LSU gives Louisiana high school students second chance at success
Graduating from high school is one of the first major milestones in a young person’s life. Each year LSU helps approximately 1,500 students from 450 Louisiana high schools graduate on time.
“We [LSU] can claim to have the largest high school graduating class in Louisiana,” said Ronald McCrory, director of the LSU Independent Study Program, which operates through the Division of Continuing Education. The program allows students to obtain high school credit by taking correspondence courses through the university.
McCrory said the high school program originally was begun to help U.S. soldiers who had to leave high school to fight in World War II. They were able to continue their education by taking high school courses and mailing course work to the university from Europe, he said.
Today, the correspondence program serves students for a variety of reasons, McCrory said. For example, a student may have an academic deficiency that causes him or her to fail a particular subject, in which case LSU offers that student a second chance to take the class again for credit. McCrory said the program also benefits students who cannot attend school for an extended period of time because of an illness, handicap or injury.
LSU offers students in grades 9 through 12 a chance to take courses in more than 15 different high school subjects including art, computer literacy, English, French, Spanish, mathematics, science and social studies. All courses are fully approved by the Louisiana State Department of Education, and the independent study program is accredited by the Southern Association of Colleges and Schools, McCrory said.

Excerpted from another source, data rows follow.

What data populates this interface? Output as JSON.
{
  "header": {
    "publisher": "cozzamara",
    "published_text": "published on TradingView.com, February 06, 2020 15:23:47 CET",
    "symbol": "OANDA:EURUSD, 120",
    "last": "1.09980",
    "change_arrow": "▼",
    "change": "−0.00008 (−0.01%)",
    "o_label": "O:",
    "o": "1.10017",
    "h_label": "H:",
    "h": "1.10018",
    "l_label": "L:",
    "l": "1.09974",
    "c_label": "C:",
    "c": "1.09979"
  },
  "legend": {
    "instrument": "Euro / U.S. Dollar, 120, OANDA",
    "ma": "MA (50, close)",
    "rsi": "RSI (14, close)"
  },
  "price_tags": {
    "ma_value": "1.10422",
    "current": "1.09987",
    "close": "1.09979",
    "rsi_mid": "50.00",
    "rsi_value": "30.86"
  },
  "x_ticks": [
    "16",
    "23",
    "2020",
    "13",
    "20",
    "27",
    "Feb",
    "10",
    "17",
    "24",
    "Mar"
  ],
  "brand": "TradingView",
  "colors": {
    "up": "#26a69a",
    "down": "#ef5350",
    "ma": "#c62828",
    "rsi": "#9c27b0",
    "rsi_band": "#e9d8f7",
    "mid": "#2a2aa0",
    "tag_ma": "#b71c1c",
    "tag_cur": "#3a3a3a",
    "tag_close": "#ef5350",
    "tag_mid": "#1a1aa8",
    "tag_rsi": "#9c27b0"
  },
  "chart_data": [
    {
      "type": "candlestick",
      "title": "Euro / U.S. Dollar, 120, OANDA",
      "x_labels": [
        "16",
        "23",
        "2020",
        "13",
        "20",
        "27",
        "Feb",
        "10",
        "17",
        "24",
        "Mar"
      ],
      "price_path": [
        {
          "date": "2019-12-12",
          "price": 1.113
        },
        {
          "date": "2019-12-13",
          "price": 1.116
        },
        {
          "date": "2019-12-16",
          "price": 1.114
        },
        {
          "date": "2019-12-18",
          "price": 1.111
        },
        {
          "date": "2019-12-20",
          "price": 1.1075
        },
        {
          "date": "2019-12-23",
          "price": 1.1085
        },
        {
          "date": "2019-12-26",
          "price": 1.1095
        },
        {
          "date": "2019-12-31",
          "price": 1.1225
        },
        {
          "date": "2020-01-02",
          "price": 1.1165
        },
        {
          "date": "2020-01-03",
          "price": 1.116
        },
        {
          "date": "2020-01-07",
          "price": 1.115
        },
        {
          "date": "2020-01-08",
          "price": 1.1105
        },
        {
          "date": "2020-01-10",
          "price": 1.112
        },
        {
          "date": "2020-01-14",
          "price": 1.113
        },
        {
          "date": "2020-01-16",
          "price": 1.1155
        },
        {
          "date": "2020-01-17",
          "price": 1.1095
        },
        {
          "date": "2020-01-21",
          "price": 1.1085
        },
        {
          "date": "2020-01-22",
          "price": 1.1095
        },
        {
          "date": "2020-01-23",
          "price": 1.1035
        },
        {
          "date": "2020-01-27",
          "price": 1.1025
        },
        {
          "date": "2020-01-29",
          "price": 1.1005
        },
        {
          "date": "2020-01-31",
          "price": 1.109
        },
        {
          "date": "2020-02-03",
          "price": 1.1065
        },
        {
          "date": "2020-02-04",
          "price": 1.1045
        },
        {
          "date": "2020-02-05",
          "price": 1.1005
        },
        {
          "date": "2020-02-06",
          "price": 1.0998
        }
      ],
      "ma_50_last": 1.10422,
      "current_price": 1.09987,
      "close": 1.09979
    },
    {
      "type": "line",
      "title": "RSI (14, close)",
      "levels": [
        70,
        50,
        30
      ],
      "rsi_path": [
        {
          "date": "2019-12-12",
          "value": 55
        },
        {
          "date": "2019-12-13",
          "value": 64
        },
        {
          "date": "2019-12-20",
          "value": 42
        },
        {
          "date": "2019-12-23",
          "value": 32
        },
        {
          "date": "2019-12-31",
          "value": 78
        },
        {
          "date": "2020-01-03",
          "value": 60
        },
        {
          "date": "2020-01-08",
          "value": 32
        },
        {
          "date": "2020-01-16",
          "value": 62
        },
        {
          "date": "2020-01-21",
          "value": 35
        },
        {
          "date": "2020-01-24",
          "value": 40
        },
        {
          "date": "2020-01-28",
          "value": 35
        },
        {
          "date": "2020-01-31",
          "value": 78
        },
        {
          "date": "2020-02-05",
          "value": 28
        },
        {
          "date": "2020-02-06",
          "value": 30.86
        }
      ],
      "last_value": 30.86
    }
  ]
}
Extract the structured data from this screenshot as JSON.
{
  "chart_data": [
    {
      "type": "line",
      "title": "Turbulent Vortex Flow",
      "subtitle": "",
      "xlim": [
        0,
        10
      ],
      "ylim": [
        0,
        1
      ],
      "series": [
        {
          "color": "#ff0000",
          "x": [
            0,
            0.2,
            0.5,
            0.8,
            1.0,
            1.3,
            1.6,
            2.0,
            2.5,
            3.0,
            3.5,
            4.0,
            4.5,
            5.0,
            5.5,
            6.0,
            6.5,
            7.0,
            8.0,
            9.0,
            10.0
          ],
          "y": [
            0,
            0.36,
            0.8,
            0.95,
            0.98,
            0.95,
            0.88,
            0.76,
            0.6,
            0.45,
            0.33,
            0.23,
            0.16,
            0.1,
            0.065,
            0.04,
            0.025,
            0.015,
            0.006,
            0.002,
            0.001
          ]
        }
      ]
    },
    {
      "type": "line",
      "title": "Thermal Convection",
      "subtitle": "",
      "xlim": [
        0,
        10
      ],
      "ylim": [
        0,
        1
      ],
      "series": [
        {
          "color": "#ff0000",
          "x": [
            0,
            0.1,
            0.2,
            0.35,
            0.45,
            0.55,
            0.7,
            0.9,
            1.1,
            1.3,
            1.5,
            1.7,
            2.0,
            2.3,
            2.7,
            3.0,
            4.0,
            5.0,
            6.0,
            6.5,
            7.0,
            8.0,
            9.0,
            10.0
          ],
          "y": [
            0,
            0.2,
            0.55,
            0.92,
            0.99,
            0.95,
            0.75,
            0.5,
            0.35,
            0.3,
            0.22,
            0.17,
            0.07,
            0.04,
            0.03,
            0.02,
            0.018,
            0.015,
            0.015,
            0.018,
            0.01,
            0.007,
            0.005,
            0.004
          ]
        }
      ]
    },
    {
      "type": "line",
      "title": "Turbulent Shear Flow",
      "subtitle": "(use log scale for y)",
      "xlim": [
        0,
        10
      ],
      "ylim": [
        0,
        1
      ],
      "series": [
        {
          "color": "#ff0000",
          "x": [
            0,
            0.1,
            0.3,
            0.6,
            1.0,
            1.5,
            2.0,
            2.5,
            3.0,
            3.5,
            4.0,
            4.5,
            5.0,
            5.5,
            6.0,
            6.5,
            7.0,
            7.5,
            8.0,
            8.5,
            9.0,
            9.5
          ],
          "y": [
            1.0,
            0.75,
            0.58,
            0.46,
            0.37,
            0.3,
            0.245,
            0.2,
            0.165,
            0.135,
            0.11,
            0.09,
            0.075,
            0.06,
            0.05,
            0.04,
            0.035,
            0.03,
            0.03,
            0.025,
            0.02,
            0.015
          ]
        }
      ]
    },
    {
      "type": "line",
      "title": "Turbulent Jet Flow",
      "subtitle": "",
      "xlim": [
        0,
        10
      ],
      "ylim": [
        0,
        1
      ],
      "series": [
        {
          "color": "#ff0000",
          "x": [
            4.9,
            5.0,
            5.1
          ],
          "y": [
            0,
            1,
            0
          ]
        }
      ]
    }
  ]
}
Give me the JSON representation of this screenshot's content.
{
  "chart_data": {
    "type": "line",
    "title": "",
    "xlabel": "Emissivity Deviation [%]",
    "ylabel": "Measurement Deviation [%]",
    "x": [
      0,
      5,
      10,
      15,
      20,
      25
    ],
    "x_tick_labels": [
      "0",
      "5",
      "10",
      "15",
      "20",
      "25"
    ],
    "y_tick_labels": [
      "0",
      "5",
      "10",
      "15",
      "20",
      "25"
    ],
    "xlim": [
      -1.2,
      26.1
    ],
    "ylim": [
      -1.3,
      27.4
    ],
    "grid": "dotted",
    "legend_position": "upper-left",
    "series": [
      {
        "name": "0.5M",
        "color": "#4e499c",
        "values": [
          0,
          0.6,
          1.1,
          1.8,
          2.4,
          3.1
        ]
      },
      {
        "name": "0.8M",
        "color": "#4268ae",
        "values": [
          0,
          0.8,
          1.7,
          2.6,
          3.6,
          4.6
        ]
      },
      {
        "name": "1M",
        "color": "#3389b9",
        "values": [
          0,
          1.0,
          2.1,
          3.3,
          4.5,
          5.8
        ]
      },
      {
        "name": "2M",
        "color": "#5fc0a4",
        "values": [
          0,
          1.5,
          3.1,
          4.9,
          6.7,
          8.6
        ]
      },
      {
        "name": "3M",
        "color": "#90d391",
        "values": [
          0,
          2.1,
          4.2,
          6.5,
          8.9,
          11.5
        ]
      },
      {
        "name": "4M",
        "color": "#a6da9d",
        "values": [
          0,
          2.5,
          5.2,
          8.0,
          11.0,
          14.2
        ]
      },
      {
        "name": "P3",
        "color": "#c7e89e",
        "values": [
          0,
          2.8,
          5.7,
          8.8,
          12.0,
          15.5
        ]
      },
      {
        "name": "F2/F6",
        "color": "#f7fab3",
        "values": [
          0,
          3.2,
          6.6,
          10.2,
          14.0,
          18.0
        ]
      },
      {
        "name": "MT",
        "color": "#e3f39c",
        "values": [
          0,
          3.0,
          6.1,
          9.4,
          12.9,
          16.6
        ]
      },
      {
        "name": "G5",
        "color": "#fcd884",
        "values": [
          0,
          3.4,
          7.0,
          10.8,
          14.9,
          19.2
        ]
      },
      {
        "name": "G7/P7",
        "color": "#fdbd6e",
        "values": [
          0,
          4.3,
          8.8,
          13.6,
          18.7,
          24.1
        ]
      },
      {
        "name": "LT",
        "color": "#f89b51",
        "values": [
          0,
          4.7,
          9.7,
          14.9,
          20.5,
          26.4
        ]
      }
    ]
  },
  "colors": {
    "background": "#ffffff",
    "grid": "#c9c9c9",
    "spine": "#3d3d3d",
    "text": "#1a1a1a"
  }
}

So how exactly does it work? Once a student is referred to LSU by his or her guidance counselor, the student can begin the formal enrollment process. First, all enrollments must be authorized by the school principal or guidance counselor. An application form must then be completed and mailed to the independent study office, along with a fee of $70 per course. Once enrolled, students receive a packet, which includes a study guide that directs students through course material and explains what assignments need to be sent to an instructor.
The program is designed so that students can work at their own pace, McCrory said. A student can take up to nine months to complete a course, though most students typically complete a course within a couple of months. A three-month extension also may be requested if a student anticipates that he or she will not be able to complete course work within the nine-month time frame. Graduating seniors who need extra credits to graduate must enroll in correspondence courses at least two months prior to their high school’s deadline for completion of the course.
Students are responsible for submitting all required lessons before taking examinations, which must be taken at least three weeks prior to the high school’s deadline in to guarantee that grades can be processed and reported in a timely fashion.
McCrory said he strongly recommends that students take examinations only after completing all appropriate course material and only when they feel thoroughly prepared. A final exam will not be administered or mailed until all required lessons have been submitted and accepted. In most cases, final grades are reported within 21 days of course completion, he said.
The awarding of credit for completed course work is based on the Carnegie system, which awards one-half unit of credit for a semester’s worth of work. McCrory said this is typically accomplished by completing one semester in a classroom and the other through correspondence or by taking both semesters by correspondence. Ultimately, a student’s principal must grant earned credit and certify the credit to the Louisiana Department of Education for application toward the student’s graduation requirements.
To make the enrollment and course-participation process more convenient and accessible to students, the independent study office offers most of its services via the Internet. By logging onto StudyNet, www.is.lsu.edu, students with access to a computer can submit and check lessons and exam grades and link to academic support sites, without even traveling a mile away from home.
McCrory said even though the study program provides an exceptional opportunity for students to earn credit, it is not intended to replace attending high school. It is designed to be used by certain students as a way of supplementing the traditional high school curriculum, he said.